Here's the path to my downvote:

  1. My first inclination is to vote to close it as Not A Real Question, because after reading it through once or twice I can't tell what the person is actually asking.
  2. English is probably not the poster's first language, so that's probably a big part of why the question is so unclear - I certainly can't hold that against him.
  3. After reading the question again its vaguely interesting to me, but still not very clear what is being asked. Sysadmin1138 teases the real question out which is about the tradeoffs between dedicated and "cloud" hosting.
  4. Downvote and comment for more information.

If my experience is any indication that information will never be provided. It is very frustrating to go to the work to salvage a question and to have your efforts met with a response like, "Which one is better?" or "Can you just immediately solve my problem without any of the information to do so?". This is a frustrating and increasingly frequent experience here.
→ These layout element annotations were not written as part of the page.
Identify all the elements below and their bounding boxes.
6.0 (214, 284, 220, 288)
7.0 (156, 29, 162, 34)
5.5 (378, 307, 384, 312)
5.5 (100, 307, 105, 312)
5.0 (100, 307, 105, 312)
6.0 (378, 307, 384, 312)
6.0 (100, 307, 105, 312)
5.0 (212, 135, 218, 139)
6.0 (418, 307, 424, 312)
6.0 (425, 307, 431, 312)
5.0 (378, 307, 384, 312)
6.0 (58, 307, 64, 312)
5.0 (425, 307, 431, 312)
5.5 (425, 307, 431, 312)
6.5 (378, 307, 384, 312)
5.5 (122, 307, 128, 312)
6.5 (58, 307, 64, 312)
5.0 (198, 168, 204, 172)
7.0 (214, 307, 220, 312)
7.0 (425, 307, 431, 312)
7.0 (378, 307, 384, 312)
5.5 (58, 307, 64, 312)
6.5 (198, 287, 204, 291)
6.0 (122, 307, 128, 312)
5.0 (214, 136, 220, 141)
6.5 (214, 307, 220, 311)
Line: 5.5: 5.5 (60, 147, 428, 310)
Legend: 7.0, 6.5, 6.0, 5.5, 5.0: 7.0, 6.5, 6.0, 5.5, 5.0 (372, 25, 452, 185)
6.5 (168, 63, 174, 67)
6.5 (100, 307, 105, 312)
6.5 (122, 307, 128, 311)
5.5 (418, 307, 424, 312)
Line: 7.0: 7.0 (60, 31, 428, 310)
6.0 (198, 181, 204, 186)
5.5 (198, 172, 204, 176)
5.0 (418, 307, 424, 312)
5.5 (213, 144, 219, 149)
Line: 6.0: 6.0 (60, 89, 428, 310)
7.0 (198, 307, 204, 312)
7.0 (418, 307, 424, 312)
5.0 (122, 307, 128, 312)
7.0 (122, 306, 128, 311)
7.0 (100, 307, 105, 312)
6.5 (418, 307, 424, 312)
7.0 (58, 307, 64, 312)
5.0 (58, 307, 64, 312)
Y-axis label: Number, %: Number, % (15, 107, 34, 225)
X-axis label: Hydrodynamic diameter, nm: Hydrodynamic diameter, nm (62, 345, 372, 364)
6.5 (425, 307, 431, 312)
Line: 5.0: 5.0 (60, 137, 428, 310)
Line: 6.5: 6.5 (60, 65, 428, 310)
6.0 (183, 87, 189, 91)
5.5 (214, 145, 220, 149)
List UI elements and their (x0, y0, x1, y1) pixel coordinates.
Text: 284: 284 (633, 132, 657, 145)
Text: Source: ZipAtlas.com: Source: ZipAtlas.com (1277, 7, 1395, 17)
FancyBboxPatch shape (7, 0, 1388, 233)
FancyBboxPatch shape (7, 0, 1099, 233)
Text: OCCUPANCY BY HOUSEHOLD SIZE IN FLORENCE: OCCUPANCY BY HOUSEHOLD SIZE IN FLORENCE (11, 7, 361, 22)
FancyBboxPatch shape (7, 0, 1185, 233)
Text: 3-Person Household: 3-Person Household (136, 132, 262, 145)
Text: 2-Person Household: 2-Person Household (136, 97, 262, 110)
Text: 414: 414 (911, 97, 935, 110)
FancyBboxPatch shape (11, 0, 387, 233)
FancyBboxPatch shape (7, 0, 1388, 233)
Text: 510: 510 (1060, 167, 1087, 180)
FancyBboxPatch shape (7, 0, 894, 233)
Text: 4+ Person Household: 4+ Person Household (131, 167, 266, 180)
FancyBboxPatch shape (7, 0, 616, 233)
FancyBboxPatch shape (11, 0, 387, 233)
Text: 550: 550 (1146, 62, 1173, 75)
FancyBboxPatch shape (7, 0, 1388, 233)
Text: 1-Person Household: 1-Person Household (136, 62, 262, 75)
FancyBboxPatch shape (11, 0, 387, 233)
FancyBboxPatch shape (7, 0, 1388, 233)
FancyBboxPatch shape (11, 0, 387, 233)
My general approach is not use downvotes to indicate my view of the quality of the question. Nine times of ten - I'll just flag it for closing. I downvote questions as incentive for the poster to salvage the question. This requires a comment it also requires more work on my part.

Downvoting the question because it's "bad" doesn't fix it. In my opinion, the best way to go about it is too 1) vote to close or migrate depending on quality, 2) edit or fix the question yourself if that's possible, 3) comment and downvote. As I said, nine times out of ten the question is never fixed by the poster - its easier to just close it.

Don't want downvotes? Don't make people try to ask your question for you.